Performing analysis can be as simple as watching live traffic roll by in our console or as complex as capturing data with a tap, sending it back to a SIEM for ingestion, and analyzing the pcap data for signatures and alerts related to common tactics and techniques.

At a minimum, to listen passively, we need to be connected to the network segment we wish to listen on. This is especially true in a switched environment where VLANS and switch ports will not forward traffic outside their broadcast domain. With that in mind, if we wish to capture traffic from a specific VLAN, our capture device should be connected to that same network. Devices like network taps, switch or router configurations like span ports, and port mirroring can allow us to get a copy of all traffic traversing a specific link, regardless of what network segment or destination it belongs to.

NTA Workflow

Traffic analysis is not an exact science. NTA can be a very dynamic process and is not a direct loop. It is greatly influenced by what we are looking for (network errors vs. malicious actions) and where we have visibility into our network. Performing traffic analysis can distill down to a few basic tenants.

NTA Workflow

1. Ingest Traffic

Once we have decided on our placement, begin capturing traffic. Utilize capture filters if we already have an idea of what we are looking for.
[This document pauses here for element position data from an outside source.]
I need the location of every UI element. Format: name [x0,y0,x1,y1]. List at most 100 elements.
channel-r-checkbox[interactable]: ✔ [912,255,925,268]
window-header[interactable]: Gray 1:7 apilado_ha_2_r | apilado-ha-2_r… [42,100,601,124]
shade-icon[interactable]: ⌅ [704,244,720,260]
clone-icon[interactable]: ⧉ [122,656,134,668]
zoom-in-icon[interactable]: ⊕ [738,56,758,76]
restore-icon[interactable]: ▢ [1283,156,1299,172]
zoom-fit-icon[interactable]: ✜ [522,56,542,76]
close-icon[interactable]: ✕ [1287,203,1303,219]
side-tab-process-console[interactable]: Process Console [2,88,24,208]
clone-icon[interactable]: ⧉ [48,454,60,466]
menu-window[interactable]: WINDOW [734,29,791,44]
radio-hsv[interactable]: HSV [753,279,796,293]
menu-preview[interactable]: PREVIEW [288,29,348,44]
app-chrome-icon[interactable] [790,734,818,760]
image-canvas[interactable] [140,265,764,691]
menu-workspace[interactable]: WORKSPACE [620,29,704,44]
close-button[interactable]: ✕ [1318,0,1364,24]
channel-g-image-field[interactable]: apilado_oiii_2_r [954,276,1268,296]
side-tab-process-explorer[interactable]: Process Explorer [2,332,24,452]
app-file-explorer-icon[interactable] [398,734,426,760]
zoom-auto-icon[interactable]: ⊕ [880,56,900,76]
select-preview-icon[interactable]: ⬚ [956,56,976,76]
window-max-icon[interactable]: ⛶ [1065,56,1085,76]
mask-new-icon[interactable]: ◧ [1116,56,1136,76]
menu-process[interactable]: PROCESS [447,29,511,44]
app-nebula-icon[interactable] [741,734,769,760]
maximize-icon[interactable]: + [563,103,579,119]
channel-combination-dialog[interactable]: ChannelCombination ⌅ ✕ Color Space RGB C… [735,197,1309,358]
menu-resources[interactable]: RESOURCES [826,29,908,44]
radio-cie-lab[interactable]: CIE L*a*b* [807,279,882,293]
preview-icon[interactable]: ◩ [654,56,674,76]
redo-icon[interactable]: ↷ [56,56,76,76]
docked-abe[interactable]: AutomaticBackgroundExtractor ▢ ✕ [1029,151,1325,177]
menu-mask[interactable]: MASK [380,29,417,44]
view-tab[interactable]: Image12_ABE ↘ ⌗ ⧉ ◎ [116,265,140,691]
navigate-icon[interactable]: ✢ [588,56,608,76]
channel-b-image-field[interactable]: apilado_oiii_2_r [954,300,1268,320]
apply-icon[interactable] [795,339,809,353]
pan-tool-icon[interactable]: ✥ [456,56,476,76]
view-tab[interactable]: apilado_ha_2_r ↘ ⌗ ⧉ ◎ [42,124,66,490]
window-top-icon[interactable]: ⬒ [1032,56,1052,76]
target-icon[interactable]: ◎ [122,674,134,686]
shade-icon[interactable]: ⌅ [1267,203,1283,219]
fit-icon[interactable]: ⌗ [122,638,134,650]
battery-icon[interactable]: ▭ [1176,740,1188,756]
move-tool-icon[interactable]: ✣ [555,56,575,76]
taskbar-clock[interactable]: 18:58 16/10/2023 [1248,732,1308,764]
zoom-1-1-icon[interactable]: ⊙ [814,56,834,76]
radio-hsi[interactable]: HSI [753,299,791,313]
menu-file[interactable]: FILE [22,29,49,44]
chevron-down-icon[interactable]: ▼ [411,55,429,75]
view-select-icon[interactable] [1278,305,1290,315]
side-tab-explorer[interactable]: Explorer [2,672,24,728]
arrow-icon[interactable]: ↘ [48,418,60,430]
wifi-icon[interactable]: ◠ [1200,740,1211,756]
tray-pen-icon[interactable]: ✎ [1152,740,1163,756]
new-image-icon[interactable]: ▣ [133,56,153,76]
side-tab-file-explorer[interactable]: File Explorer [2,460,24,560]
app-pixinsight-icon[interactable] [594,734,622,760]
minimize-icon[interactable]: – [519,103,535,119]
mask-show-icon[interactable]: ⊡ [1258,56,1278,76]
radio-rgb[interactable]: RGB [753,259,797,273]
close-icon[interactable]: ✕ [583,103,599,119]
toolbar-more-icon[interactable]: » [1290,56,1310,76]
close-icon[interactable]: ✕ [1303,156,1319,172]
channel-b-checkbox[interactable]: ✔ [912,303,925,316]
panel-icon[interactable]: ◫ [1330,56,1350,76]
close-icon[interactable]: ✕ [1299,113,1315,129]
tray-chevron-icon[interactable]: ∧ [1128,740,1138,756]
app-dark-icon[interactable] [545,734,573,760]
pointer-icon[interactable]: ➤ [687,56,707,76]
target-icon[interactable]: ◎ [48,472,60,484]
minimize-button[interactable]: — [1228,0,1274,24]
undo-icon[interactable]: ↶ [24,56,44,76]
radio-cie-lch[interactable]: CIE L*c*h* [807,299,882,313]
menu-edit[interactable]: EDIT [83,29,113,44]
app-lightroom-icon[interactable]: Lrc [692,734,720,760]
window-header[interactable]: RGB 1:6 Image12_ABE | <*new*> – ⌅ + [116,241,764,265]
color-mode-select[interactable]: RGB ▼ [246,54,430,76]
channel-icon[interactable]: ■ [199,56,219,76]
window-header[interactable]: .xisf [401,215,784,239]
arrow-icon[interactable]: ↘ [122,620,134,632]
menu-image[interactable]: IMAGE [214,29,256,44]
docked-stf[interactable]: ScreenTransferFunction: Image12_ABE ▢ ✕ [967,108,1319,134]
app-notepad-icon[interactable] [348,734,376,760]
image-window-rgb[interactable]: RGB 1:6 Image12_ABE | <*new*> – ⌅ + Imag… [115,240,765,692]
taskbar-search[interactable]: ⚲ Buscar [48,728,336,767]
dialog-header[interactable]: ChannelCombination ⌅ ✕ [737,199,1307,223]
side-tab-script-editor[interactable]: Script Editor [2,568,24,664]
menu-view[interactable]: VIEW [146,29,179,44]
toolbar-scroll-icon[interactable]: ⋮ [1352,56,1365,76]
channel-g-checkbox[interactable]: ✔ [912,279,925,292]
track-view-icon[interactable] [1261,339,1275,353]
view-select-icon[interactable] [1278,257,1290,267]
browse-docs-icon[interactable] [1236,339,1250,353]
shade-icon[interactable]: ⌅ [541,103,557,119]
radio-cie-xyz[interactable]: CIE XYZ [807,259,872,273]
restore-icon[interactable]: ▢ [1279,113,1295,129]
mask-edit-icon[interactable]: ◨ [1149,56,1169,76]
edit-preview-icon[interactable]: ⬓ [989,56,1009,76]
2. Reduce Noise by Filtering

Capturing traffic of a link, especially one in a production environment, can be extremely noisy. Once we complete the initial capture, an attempt to filter out unnecessary traffic from our view can make analysis easier. (Broadcast and Multicast traffic, for example.)

3. Analyze and Explore

Now is the time to start carving out data pertinent to the issue we are chasing down. Look at specific hosts, protocols, even things as specific as flags set in the TCP header. The following questions will help us:

  • Is the traffic encrypted or plain text? Should it be?
  • Can we see users attempting to access resources to which they should not have access?
  • Are different hosts talking to each other that typically do not?

4. Detect and Alert

  • Are we seeing any errors? Is a device not responding that should be?
  • Use our analysis to decide if what we see is benign or potentially malicious.
  • Other tools like IDS and IPS can come in handy at this point. They can run heuristics and signatures against the traffic to determine if anything within is potentially malicious.

5. Fix and Monitor

Fix and monitor is not a part of the loop but should be included in any workflow we perform. If we make a change or fix an issue, we should continue to monitor the source for a time to determine if the issue has been resolved.